Naja. Man möchte ja ein Museum haben, das möglichst vielen Menschen zugänglich ist. Und deshalb würde ich unbedingt auch auf die Frequenzen schauen. Vielleicht eines dazu noch: Wir haben vor zwei Jahren mal die Erreichbarkeit von Frauenfeld und Arbon miteinander verglichen. Die Ergebnisse waren ziemlich eindeutig: Sowohl mit Bus und Bahn als auch mit dem Auto ist Frauenfeld für eine grosse Mehrheit im Kanton viel schneller zu erreichen als Arbon. Ich finde, das sollte gerade in Zeiten der Klimakrise auch eine Rolle spielen.

Sie hätten ja als Kantonshauptstadt auch sagen können: Wir haben hier mit dem Naturmuseum und dem Museum für Archäologie schon zwei tollen Museen. Wir gönnen Arbon das Historische Museum des Kantons.
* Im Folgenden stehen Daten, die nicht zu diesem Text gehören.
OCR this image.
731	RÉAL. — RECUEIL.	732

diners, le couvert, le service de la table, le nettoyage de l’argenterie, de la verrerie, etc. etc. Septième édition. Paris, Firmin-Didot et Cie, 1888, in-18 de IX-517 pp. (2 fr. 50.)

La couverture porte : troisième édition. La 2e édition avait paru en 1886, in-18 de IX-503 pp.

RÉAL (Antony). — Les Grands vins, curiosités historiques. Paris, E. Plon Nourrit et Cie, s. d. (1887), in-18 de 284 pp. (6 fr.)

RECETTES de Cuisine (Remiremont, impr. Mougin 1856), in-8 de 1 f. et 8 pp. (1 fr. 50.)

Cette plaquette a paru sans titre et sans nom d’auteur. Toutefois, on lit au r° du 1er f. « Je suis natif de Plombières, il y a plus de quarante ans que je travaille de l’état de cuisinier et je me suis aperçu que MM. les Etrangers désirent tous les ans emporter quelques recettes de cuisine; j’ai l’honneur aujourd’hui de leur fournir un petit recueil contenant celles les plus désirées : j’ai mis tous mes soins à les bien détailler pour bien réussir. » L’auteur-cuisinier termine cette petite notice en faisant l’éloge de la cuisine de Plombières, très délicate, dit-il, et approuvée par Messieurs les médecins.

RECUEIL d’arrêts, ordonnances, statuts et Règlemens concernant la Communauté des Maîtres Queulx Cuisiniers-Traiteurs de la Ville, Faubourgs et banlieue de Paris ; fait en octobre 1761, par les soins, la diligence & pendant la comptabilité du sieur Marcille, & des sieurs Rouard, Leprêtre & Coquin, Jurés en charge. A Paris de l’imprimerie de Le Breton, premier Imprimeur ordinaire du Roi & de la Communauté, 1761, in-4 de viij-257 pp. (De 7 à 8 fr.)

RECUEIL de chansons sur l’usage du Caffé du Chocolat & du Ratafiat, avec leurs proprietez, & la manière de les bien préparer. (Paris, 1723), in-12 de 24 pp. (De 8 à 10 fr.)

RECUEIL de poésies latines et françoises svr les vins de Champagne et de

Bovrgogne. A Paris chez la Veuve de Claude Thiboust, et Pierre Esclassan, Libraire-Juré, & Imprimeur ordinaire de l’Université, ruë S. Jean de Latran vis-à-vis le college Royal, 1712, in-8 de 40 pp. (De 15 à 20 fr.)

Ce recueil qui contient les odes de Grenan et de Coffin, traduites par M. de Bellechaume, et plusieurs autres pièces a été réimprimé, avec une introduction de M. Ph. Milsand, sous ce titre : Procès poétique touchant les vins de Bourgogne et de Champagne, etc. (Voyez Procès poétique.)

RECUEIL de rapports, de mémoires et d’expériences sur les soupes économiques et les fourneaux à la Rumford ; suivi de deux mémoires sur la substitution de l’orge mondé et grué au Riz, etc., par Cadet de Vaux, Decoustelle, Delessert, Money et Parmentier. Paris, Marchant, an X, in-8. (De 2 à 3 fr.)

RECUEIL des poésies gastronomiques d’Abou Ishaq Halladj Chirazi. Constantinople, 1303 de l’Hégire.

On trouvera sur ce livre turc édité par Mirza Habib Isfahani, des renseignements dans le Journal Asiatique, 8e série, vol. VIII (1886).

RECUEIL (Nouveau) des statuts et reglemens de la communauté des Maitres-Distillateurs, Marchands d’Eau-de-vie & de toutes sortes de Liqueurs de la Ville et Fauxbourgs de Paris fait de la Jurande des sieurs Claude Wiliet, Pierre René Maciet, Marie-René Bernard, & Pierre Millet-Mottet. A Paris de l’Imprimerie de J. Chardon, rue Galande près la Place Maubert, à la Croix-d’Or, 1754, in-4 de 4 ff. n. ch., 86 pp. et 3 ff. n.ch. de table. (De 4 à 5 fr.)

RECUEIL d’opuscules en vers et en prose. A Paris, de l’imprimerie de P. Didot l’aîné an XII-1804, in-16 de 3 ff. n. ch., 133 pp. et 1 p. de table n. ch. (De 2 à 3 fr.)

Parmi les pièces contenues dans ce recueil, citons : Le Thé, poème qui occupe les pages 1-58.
Wir haben das nicht gemacht, weil wir überzeugt davon sind, dass man das Museums-Cluster, den Zusammenschluss hier in Frauenfeld, unbedingt zusammenhalten muss. Für mich geht es dabei vor allem darum, Stärken zu stärken. Das bringt mehr, als wenn man Sachen aus Kontexten löst, die sich eigentlich bewährt haben. Es verliert an Dynamik auf beiden Seiten: An dem einen Ort wird es nicht so stark, dass es alleine bestehen kann und am anderen Ort wird es geschwächt. Das kann es ja auch nicht sein. Das Herauslösen, das ist der falsche Weg. Das ist wie beim Gebiss, wenn man Zähne heraus nimmt: Es hat hinterher nicht mehr die gleiche Kraft.

Apropos Bissigkeit: Während Arbon seit Monaten für sich wirbt, hat sich Frauenfeld bislang öffentlich sehr zurückgehalten. Warum eigentlich?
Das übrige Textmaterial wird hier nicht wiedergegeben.